As DeepCoder is not stealing any code from any software, then of course it is not stealing any jobs as well. Because if you want DeepCoder to work in real-life, you have to collect many segments of real programming code, annotate them, and retrain the system. That’s what the authors tried to avoid because it would make the task too difficult.
Of course, if you look at the paper closely, there is also the issues of how to search for the right program because you can imagine the program space is huge. Again, that’s perhaps why the authors focus on a DSL rather than a real language.
The unnecessary media hype aside, the paper does feature a rather interesting neural network architecture. It makes for a genuinely interesting read. His analysis would also be useful to those who want to understand the original paper.
Open Source
Awesome Object Proposals
If you have ever play with deep-learning-based image processing, you would know that image detection is always hairy. And if you work on image detection, you may also know that object proposal (e.g. EdgeBox) is the basis of most image detection systems. In this rare but important “awesome” list, Cuong Cao Pham curated a list of essential resources for object proposal, include important literatures as well as commonly used database.

scan-net
Scannet, collected by Angela Dai and her colleagues, is a dataset specialized on floor plan and allows instance segmentation of objects such as sofa, desk and bed. The data is in RGB-D format with ease-of-use in mind. It has 2.5 Million views in more than 1500 scans. So this dataset is ideal for indoor scene understanding. Also of interest are the paper and the github.
Pretrained Word-vector for 90 languages using fasttext
One of the fastest implementation of word vector generation is Facebook’s fasttext. So this resource is useful for anyone who doesn’t want to train word vector their own and have some assurance of quality.
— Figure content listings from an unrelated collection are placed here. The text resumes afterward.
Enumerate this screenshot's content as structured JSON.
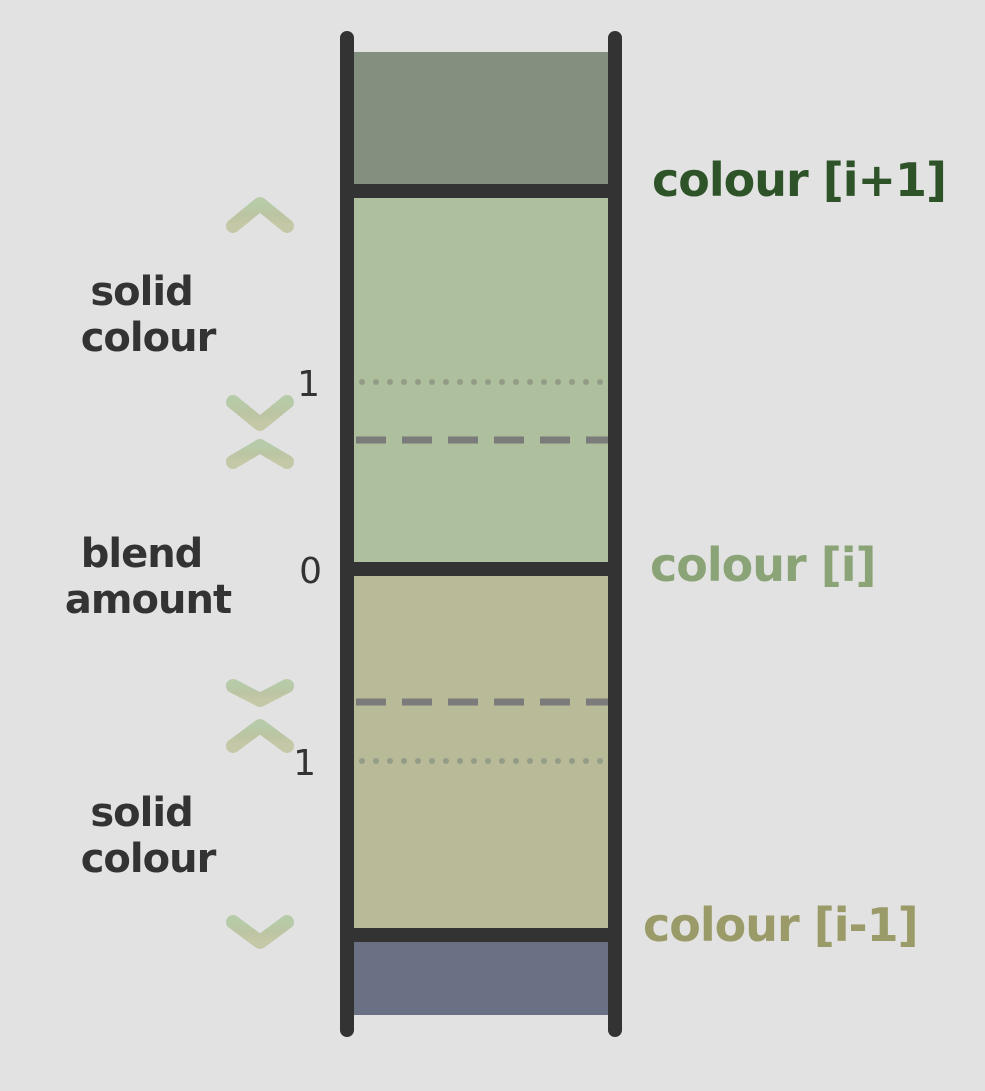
{
  "labels": {
    "top_solid": [
      "solid",
      "colour"
    ],
    "blend": [
      "blend",
      "amount"
    ],
    "bottom_solid": [
      "solid",
      "colour"
    ],
    "tick_top": "1",
    "tick_zero": "0",
    "tick_bottom": "1",
    "colour_next": "colour [i+1]",
    "colour_current": "colour [i]",
    "colour_prev": "colour [i-1]"
  },
  "colors": {
    "background": "#e2e2e2",
    "band_next": "#83907f",
    "band_current": "#adbf9d",
    "band_prev": "#b8ba98",
    "band_below": "#6a7184",
    "frame": "#333333",
    "dashed_line": "#7b7b7b",
    "dotted_line": "#929c87",
    "arrow_top": "#b7cba8",
    "arrow_mid": "#bbc4a3",
    "arrow_bottom": "#c5c8a6",
    "label_next": "#2e5328",
    "label_current": "#8ba477",
    "label_prev": "#9b9b69"
  }
}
Self-driving cars in the browser
17-year old Jan Hünermann has created a very impressive self-driving car demo in a browser. All written in Javascript, this 2-D demo includes more advanced technique such as prioritized experience replay buffers. Unlike the Karparthy’s convnetjs though, training has to be done separately, but still it is an impressive and worths your time to take a look.
Video

Boston Dynamics’ Handle
Here is a very impressive video from Boston Dyanmics. This time a robot named Handle. (original video can be found here). It shows impressive balance which is always very difficult to achieve in humanoid robots. The more interesting part perhaps is the use a leg with wheels, which the researchers claim,
Wheels are efficient on flat surfaces while legs can go almost anywhere: by combining wheels and legs Handle can have the best of both worlds.
Indeed. Handle is able to handle many difficult landscape including stairs and snow ground.
How AI Startups Must Compete with Google
Mike Abbott, Partner from Kleiner Perkins, sits with Prof. Fei Fei Li, Associate Professor in the Computer Science Department at Stanford, and lately the director of Google Cloud.
Both Abbott and Li are interesting speakers. For one, Abbott points out that a lot of founders of startup rush into the space, and many don’t know what they are doing. We cannot agree more.
Prof. Li, on the hand, emphasize on the importance of data, and snowballing of data in a startup. That, to us, again nails what is wrong many A.I. startups. One important role in a ML/DL-based company is a data manager. Not many A.I. startups even think about that role. And not many companies have a robust strategy or pipeline to collect more. To us, A.I. startups equal big data startups.
In any case, the whole interview is a lot of fun. So we don’t want to spoil you with other interesting points mentioned by Prof. Li and Abbott.
Finally, as much as we are fans of what A.I. can do, we are also very skeptical about the bulk of all these so-called A.I. startups.